Última modificación: 2018-02-04
Resumen
La afirmación de Ernest Renan permite relacionar –con todas las diferencias– el fenómeno de la disolución de los imperios europeos con los procesos y resultados de las Revoluciones independentistas americanas de comienzos del siglo XIX que generaron la caída del sistema colonial y dieron paso a otra forma de estructuración territorial, administrativa, económica y política que, de acuerdo con Renan debemos denominar nación (Renan, 1882).
Es innegable que las revoluciones se produjeron, que los virreyes fueron paulatinamente expulsados y que los gobiernos americanos se conformaron adoptando formas republicanas; sin embargo, es claro que, por un lado, los sistemas políticos y su aparato legislativo han sido copiados idealizadamente de los modelos europeos y, por otro, los países americanos aceptaron desde sus orígenes nuevas formas de colonialismo de poder,1 tan materiales como simbólicas que las clases dominantes se encargaron de mantener en razón de que eran acordes a sus intereses económicos y políticos.

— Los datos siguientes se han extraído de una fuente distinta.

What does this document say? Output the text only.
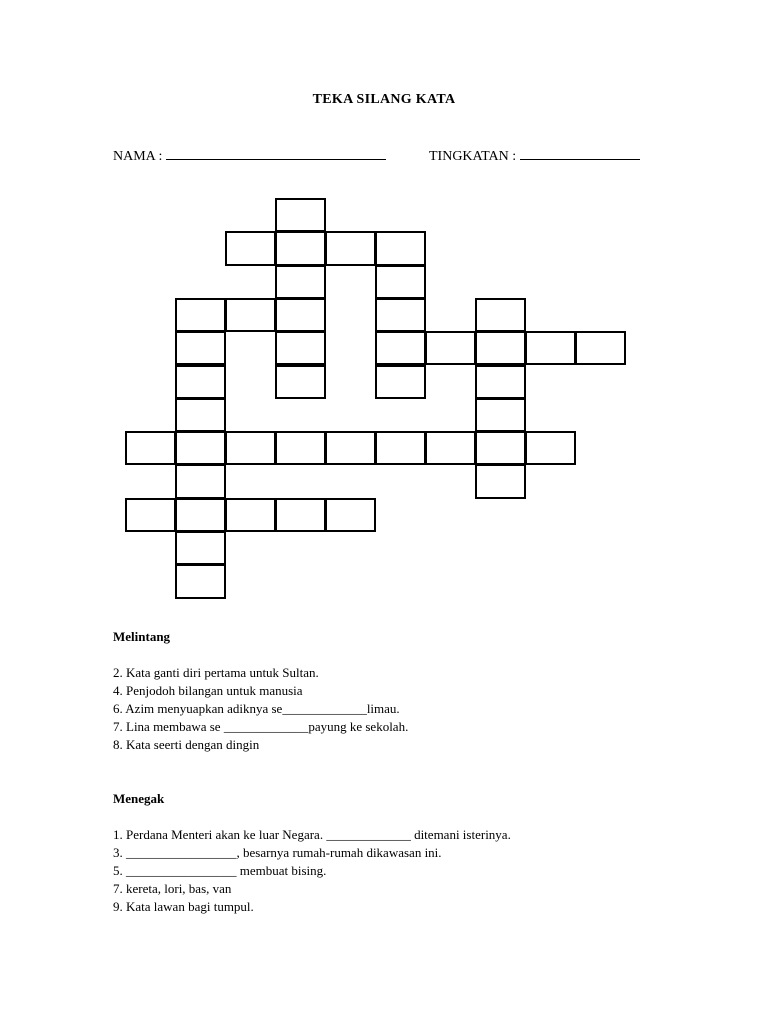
TEKA SILANG KATA
NAMA :	TINGKATAN :
Melintang
2. Kata ganti diri pertama untuk Sultan.
4. Penjodoh bilangan untuk manusia
6. Azim menyuapkan adiknya se_____________limau.
7. Lina membawa se _____________payung ke sekolah.
8. Kata seerti dengan dingin
Menegak
1. Perdana Menteri akan ke luar Negara. _____________ ditemani isterinya.
3. _________________, besarnya rumah-rumah dikawasan ini.
5. _________________ membuat bising.
7. kereta, lori, bas, van
9. Kata lawan bagi tumpul.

Los centenarios de las repúblicas americanas conmemoraron –entre 1909 y 1924– representaciones acerca de la independencia, la libertad y la fraternidad claramente disonantes con las estructuras materiales existentes. En este período, en consonancia con los nuevos estudios europeos, cobra fuertemente circulación la idea de Nación como ““un alma, un principio espiritual”” de los pueblos, unidos por criterios objetivos como el territorio, la lengua, la religión, o ciertos hábitos y tradiciones específicas (Renan, 1882: 10).
Lo importante de esta creación simbólica de la nacionalidad es que orienta la voluntad, la energía hacia un futuro comunitariamente deseado. De esta manera, primero es necesario realizar una estrategia de resignificación de la historia, afirma Renan: “tener glorias comunes en el pasado, una voluntad común en el presente: haber hecho grandes cosas juntos, querer seguir haciéndolas aún, he aquí las condiciones esenciales para ser un pueblo”(1882: 10).
Consecuentemente, la nacionalidad se fundamenta en una construcción del pasado que borra la violencia y representa un ahora fruto de un antes glorioso (Anderson, 1991; Gellner, 1988). Esta operación es aún más compleja cuando las condiciones materiales de la población son radicalmente distintas de las que los discursos hegemónicos pretenden instaurar (Quijano: 2000). Cuando esto sucede, no es posible que un pueblo se piense como nación, sino que, al contrario las diferencias las diferentes clases luchan por el derecho a la palabra y su propia resignificación del pasado y presente.